I had to track maybe 15 emails a day. You think corporate America produces a lot of email—wait until you get to the PTO emails from school. I thought: who can read all of these? Agents. Why can’t I just hook this up? The missing piece was the email inbox connection. So the first version was literally: grab the inbox, grab the top email, paste it to an LLM, dump the response back. My favorite prompt in those days was basically just “extract the facts”—and it was always shocking to me that I’d send a multi-page email and get three bullet points back.
Dan Shipper
I remember those days—the manual wiring-up and copy-pasting. It feels so far away, but it was only a year or two ago.
(00:07:03)
Matt
And then I added a memory system. The proactive piece—I think OpenAI’s Codex hit on this—was the real unlock. My version of it was having the agent send me a summary email every day at a set time. Instead of having to go to a tool and ask for the thing, it would just show up. Not because it was particularly smart—it just ran at the same time every day. But I think where agents are going is much more proactive than that: thinking about when to reach out and let you know what’s going on, without being asked.
Dan
So given where you were a couple of years ago—what are the workflow things you rely on now that you’re excited about?
Matt
One thing I’m still trying to figure out in my work life is summarization. Part of the job is understanding an immense amount of information and filtering it—teaching the agent which things matter and which don’t. It’s a genuinely hard problem, because there’s a lot of stuff that seems unimportant at first read and then matters three days later. How do you describe to a system which things are worth keeping?
(00:08:36)
Dan
It also feels like the agents are a little bit... one thing I do is have Codex go through all my company meetings—we record everything in Notion—and surface the things I might care about. Which is great, because I can effectively be in meetings I wasn’t in. But if it gives me stuff that’s not quite right and I correct it, it overcorrects—it gives me everything I said I wanted, way too literally and way too much. It’s never quite right in this weird way.
Matt
I was curious where you’re at on that, because it feels like one of the genuinely unsolved problems. We’re all grasping for it. Relatedly—with your email inbox, have you fully automated it? Does it reply on your behalf, or do you approve every reply?
(00:09:30)
Dan
I approve every reply. What I have is a small app I built in Codex that I open in the Codex in-app browser—it runs locally.
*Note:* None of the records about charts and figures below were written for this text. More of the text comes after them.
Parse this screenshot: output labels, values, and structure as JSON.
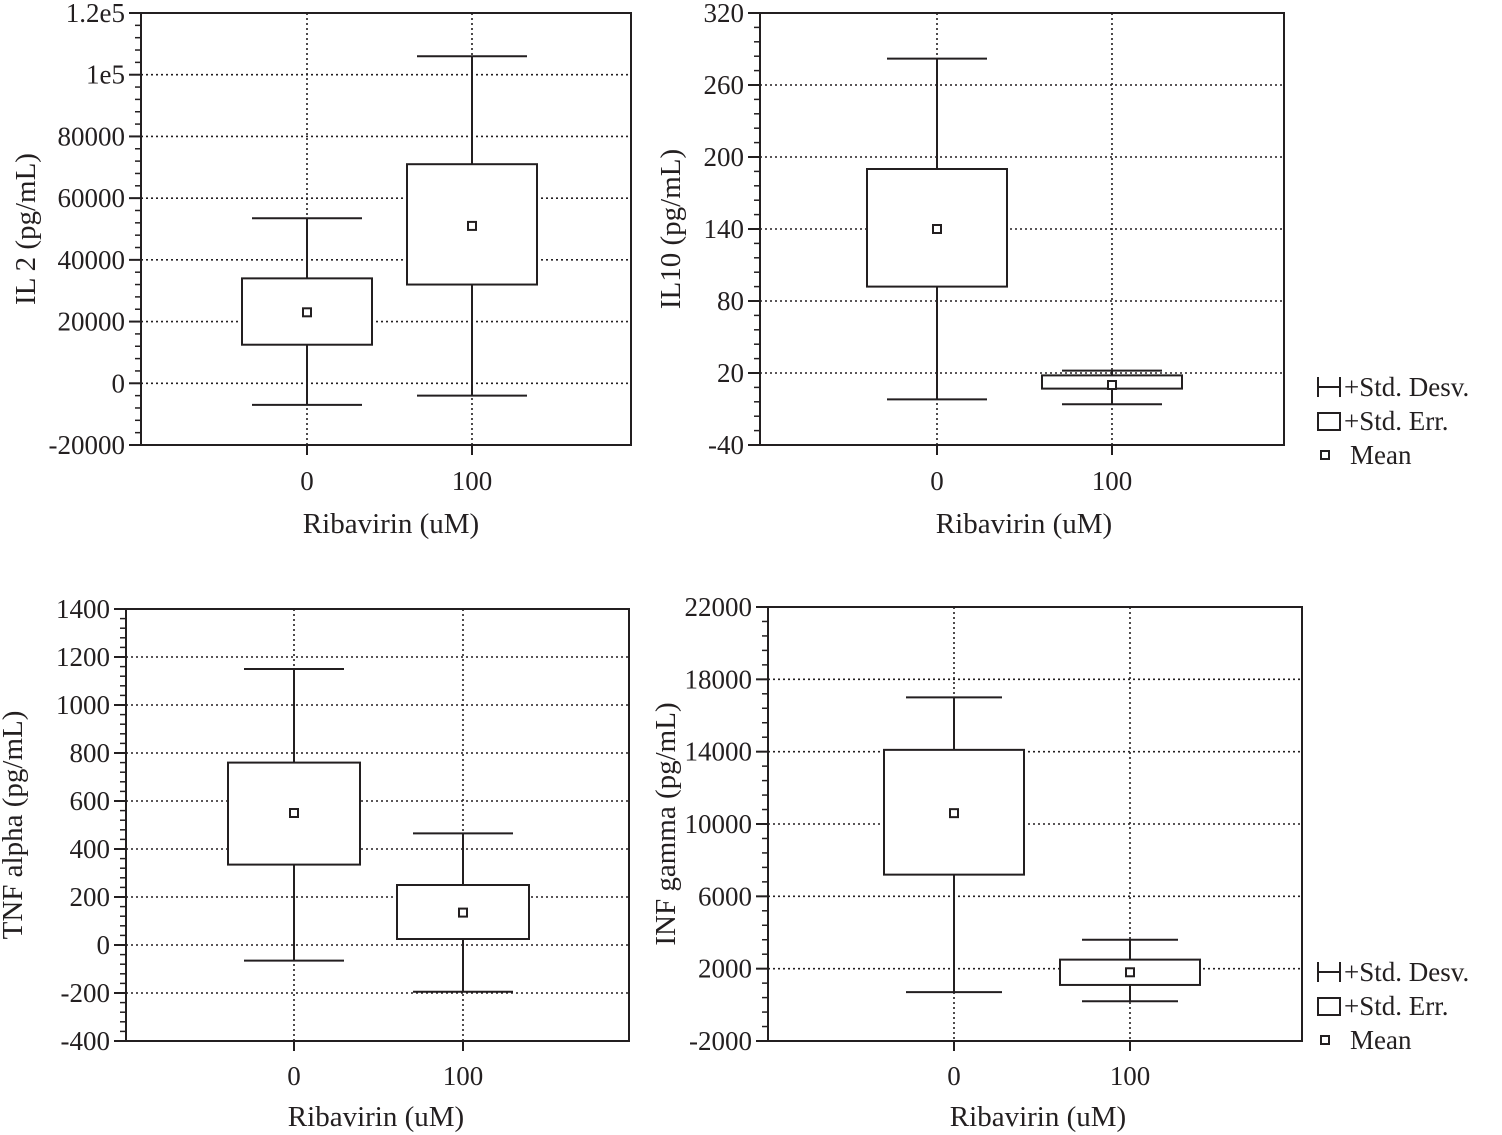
{
  "chart_data": [
    {
      "type": "box",
      "xlabel": "Ribavirin (uM)",
      "ylabel": "IL 2 (pg/mL)",
      "categories": [
        "0",
        "100"
      ],
      "ylim": [
        -20000,
        120000
      ],
      "yticks": [
        -20000,
        0,
        20000,
        40000,
        60000,
        80000,
        100000,
        120000
      ],
      "ytick_labels": [
        "-20000",
        "0",
        "20000",
        "40000",
        "60000",
        "80000",
        "1e5",
        "1.2e5"
      ],
      "grid": true,
      "series": [
        {
          "category": "0",
          "mean": 23000,
          "std_err_low": 12500,
          "std_err_high": 34000,
          "std_dev_low": -7000,
          "std_dev_high": 53500
        },
        {
          "category": "100",
          "mean": 51000,
          "std_err_low": 32000,
          "std_err_high": 71000,
          "std_dev_low": -4000,
          "std_dev_high": 106000
        }
      ]
    },
    {
      "type": "box",
      "xlabel": "Ribavirin (uM)",
      "ylabel": "IL10 (pg/mL)",
      "categories": [
        "0",
        "100"
      ],
      "ylim": [
        -40,
        320
      ],
      "yticks": [
        -40,
        20,
        80,
        140,
        200,
        260,
        320
      ],
      "ytick_labels": [
        "-40",
        "20",
        "80",
        "140",
        "200",
        "260",
        "320"
      ],
      "grid": true,
      "legend": [
        "+Std. Desv.",
        "+Std. Err.",
        "Mean"
      ],
      "legend_position": "right",
      "series": [
        {
          "category": "0",
          "mean": 140,
          "std_err_low": 92,
          "std_err_high": 190,
          "std_dev_low": -2,
          "std_dev_high": 282
        },
        {
          "category": "100",
          "mean": 10,
          "std_err_low": 7,
          "std_err_high": 18,
          "std_dev_low": -6,
          "std_dev_high": 22
        }
      ]
    },
    {
      "type": "box",
      "xlabel": "Ribavirin (uM)",
      "ylabel": "TNF alpha (pg/mL)",
      "categories": [
        "0",
        "100"
      ],
      "ylim": [
        -400,
        1400
      ],
      "yticks": [
        -400,
        -200,
        0,
        200,
        400,
        600,
        800,
        1000,
        1200,
        1400
      ],
      "ytick_labels": [
        "-400",
        "-200",
        "0",
        "200",
        "400",
        "600",
        "800",
        "1000",
        "1200",
        "1400"
      ],
      "grid": true,
      "series": [
        {
          "category": "0",
          "mean": 550,
          "std_err_low": 335,
          "std_err_high": 760,
          "std_dev_low": -65,
          "std_dev_high": 1150
        },
        {
          "category": "100",
          "mean": 135,
          "std_err_low": 25,
          "std_err_high": 250,
          "std_dev_low": -195,
          "std_dev_high": 465
        }
      ]
    },
    {
      "type": "box",
      "xlabel": "Ribavirin (uM)",
      "ylabel": "INF gamma (pg/mL)",
      "categories": [
        "0",
        "100"
      ],
      "ylim": [
        -2000,
        22000
      ],
      "yticks": [
        -2000,
        2000,
        6000,
        10000,
        14000,
        18000,
        22000
      ],
      "ytick_labels": [
        "-2000",
        "2000",
        "6000",
        "10000",
        "14000",
        "18000",
        "22000"
      ],
      "grid": true,
      "legend": [
        "+Std. Desv.",
        "+Std. Err.",
        "Mean"
      ],
      "legend_position": "right",
      "series": [
        {
          "category": "0",
          "mean": 10600,
          "std_err_low": 7200,
          "std_err_high": 14100,
          "std_dev_low": 700,
          "std_dev_high": 17000
        },
        {
          "category": "100",
          "mean": 1800,
          "std_err_low": 1100,
          "std_err_high": 2500,
          "std_dev_low": 200,
          "std_dev_high": 3600
        }
      ]
    }
  ]
}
Every day it sweeps through all my emails and gives me a page where every email is listed with a draft reply: here’s what I’m probably going to say. Because it has access to my computer, if it’s an email from my lawyers it can go search and come back with essentially what it thinks I should say. Then I just scroll through and talk to it using Monologue—I dictate: “No, fix this,” or “Yes, send that draft.” I’ve been at inbox zero for four straight weeks, which has never happened before. My assistant literally asked me what the hell was going on.
Matt
I am a member of the inbox zero religion. I’ve been running it for years and I believe in it—but it sure takes a lot of work. I’m curious about the Monologue thing. Do you actually talk to it, or do you type?
Dan Shipper
I talk to it. It’s audio only right now.